RE: What are the rules26 Nov 2012 10:21
The freedom of directors and certain employees of companies admitted to AIM to deal in the company's quoted securities is restricted in a number of ways by statute, in the form of the Criminal Justice Act 1993, which imposes prohibitions on "insider dealing", creating criminal penalties for individuals who contravene these provisions, and by Rule 21 of the AIM Rules for Companies.
Rule 21 states that "an AIM company must ensure that its directors and applicable employees do not deal in any of its AIM Securities during a close period". Even if a Director would not be prohibited by law from dealing in a company's shares, there may be circumstances when it would be undesirable for him to do so to protect both the Company and himself against misinformed criticism.

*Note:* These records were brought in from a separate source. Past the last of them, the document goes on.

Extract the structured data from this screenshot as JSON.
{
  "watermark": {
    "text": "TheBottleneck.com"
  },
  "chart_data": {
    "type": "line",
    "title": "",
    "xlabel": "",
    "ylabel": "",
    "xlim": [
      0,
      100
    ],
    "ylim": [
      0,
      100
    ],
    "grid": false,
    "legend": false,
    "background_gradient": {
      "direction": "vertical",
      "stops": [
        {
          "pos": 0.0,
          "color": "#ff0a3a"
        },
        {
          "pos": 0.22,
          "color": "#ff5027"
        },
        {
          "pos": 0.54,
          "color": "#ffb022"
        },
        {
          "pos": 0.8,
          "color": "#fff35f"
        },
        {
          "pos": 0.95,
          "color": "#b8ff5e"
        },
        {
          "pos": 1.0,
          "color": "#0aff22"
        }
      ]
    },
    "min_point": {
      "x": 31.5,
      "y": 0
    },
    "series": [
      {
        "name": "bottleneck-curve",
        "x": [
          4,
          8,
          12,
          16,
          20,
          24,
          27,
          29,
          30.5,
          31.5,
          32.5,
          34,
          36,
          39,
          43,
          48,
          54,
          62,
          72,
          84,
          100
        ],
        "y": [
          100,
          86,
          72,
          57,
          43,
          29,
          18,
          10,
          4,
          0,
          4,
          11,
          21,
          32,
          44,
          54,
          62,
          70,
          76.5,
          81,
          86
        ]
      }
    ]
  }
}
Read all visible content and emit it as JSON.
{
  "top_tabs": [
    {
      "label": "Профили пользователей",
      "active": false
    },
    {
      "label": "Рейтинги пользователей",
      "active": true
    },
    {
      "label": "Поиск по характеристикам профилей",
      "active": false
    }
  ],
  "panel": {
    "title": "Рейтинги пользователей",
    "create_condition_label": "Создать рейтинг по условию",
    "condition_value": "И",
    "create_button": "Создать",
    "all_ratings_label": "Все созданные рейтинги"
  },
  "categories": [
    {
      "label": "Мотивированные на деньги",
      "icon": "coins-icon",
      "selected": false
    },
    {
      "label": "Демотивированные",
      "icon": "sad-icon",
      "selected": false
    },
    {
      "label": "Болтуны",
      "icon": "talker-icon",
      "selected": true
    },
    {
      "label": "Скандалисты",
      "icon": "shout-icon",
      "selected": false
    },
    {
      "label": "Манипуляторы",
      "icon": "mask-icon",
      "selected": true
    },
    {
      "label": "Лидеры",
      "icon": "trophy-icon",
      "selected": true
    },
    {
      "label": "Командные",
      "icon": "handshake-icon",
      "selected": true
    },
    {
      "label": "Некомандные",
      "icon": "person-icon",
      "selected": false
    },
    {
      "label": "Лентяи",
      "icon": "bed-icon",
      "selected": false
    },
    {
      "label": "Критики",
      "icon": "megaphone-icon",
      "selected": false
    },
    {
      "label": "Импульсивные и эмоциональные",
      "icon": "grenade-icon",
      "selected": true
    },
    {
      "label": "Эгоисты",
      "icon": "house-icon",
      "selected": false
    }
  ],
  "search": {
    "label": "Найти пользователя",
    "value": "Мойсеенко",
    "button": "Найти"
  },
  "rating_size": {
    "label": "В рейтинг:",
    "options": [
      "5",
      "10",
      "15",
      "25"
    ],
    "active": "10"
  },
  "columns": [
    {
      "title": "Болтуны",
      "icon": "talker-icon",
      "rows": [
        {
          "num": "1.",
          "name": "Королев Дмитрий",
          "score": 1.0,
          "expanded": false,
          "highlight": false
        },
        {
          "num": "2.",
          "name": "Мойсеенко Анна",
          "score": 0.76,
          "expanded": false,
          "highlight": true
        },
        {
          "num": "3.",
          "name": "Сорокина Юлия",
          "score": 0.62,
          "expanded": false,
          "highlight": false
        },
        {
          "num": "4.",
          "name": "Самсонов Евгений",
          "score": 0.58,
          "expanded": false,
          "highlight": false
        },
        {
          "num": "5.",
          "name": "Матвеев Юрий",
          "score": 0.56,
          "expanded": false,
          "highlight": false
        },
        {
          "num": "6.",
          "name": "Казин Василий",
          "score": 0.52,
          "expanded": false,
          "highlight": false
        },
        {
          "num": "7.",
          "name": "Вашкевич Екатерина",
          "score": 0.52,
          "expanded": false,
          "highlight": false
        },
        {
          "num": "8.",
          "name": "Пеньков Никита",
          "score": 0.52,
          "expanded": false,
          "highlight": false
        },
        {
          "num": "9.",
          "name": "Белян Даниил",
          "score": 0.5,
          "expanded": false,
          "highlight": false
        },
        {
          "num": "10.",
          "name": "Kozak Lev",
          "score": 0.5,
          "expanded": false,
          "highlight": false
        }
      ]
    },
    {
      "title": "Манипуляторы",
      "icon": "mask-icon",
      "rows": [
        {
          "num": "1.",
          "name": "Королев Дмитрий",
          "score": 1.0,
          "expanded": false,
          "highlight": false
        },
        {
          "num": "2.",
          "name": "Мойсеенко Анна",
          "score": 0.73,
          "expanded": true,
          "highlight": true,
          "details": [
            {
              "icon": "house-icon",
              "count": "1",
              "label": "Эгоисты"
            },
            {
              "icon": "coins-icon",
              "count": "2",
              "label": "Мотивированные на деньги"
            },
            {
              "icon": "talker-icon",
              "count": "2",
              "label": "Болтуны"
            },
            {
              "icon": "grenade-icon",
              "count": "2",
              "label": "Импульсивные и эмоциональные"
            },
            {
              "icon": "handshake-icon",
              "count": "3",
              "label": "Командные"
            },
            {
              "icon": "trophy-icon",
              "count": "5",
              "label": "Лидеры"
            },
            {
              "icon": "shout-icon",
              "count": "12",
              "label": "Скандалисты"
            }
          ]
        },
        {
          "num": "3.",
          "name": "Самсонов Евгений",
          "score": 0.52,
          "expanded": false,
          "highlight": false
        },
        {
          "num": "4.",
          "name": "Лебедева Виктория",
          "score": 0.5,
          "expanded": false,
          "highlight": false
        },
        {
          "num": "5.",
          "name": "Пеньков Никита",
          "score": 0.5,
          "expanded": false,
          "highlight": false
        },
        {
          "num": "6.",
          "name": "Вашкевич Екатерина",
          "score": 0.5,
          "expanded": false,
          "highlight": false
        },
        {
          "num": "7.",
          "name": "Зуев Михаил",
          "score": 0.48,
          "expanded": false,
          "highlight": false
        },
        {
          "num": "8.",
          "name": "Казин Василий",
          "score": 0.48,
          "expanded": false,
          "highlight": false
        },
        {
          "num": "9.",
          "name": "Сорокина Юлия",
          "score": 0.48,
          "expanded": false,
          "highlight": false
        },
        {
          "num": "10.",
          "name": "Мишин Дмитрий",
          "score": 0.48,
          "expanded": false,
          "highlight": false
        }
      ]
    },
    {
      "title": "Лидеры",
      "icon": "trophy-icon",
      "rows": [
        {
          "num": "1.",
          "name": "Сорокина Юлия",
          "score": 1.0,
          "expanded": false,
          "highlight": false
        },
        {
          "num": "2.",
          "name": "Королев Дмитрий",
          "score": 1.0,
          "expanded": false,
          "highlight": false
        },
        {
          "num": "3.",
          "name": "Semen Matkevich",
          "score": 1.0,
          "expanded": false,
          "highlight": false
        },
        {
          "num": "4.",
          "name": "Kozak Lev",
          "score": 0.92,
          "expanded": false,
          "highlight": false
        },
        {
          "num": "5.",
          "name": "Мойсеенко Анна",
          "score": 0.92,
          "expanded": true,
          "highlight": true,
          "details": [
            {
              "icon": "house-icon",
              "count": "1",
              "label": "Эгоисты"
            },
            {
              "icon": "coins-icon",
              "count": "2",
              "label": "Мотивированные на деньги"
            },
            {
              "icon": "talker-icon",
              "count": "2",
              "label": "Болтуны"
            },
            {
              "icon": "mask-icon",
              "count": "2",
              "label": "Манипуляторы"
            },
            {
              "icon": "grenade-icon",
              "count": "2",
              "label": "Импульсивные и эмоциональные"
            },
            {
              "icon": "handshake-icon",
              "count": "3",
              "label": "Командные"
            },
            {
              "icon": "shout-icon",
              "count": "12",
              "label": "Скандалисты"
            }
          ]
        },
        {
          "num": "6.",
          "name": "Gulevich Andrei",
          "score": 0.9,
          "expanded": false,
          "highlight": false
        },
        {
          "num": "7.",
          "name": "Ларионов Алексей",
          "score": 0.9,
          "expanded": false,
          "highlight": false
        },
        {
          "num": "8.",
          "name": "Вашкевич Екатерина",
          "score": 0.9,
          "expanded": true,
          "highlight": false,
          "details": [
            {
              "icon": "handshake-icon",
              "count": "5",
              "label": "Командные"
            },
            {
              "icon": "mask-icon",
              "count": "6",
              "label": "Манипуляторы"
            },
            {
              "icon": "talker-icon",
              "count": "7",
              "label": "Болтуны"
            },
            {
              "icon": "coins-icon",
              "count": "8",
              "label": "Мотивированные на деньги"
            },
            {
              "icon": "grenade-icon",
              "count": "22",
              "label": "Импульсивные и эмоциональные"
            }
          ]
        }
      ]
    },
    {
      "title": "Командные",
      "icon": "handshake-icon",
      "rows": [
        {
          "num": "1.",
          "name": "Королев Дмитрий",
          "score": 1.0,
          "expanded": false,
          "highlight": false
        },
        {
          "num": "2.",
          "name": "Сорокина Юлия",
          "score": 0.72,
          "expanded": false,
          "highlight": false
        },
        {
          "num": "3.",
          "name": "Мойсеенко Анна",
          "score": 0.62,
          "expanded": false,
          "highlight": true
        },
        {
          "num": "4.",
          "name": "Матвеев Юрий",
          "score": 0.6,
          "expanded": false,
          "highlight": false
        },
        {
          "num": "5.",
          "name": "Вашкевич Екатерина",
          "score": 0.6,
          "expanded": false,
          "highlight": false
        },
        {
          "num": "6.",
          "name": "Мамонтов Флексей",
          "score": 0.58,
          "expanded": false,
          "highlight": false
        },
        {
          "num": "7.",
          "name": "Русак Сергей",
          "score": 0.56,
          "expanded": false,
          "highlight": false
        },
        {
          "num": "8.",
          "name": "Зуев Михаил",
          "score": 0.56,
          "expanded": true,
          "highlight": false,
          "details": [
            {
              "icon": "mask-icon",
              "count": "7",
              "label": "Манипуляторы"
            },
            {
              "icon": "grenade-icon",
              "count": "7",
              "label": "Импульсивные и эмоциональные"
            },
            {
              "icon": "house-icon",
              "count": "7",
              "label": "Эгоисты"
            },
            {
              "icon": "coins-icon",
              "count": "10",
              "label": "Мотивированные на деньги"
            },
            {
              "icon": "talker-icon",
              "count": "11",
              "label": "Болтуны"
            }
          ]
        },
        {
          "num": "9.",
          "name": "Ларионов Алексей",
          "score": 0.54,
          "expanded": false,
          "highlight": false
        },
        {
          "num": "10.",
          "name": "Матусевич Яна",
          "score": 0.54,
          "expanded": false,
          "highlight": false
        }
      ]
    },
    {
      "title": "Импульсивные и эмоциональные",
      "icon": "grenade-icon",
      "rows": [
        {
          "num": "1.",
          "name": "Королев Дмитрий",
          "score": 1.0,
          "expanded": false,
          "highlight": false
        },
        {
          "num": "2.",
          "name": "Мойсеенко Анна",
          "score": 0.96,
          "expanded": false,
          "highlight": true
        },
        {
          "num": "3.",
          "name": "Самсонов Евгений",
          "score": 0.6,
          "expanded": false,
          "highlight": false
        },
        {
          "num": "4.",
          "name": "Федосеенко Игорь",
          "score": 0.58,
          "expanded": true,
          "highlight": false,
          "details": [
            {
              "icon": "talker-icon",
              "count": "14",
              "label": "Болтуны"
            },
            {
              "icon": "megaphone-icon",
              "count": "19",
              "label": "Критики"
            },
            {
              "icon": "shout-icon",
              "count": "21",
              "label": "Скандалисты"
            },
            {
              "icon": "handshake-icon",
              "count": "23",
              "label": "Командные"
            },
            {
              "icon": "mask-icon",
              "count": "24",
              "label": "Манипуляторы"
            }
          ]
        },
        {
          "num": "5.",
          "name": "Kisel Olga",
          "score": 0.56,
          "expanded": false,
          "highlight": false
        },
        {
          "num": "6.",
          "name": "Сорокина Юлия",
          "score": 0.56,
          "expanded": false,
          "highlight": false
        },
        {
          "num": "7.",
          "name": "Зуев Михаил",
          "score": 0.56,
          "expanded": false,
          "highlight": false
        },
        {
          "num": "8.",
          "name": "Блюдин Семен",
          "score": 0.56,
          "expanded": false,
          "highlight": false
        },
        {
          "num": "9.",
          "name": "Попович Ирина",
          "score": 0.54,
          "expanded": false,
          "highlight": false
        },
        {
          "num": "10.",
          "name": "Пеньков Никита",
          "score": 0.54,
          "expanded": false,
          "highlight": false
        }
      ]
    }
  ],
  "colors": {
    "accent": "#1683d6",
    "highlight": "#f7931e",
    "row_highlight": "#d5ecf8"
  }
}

Best practice is for a director not to deal in securities of the Company at any time without receiving clearance to do so from the Chairman or other designated director. Rule 21 prohibits dealings during a "close period" which includes when the director is in possession of unpublished price-sensitive information. A director must not be given clearance to deal in a close period or when any matter exists which constitutes unpublished price sensitive information (whether or not the director is aware of the matter) and the dealing would take place after the time when it has become reasonably practicable that an announcement will be required.
A "close period" is the period of two months immediately preceding the publication of the Company's annual results or, if shorter the period from the year end to the time of publication and (if the Company reports half yearly) the equivalent period preceding the interim report or (if the Company reports on a quarterly basis) the period of 1 month or, if shorter, the period from the end of the quarter to the time of announcement, when a Director is presumed to be in the possession of unpublished price-sensitive information regarding such results.
These restrictions on dealings in the Company's shares also apply to the grant or acceptance of options, to the exercise of options and to dealings in options by directors and extend to dealings of all such types by members of the director's immediate family and connected companies and trusts. A director must ensure no dealings take place by such persons at times when he himself would be prohibited from dealing.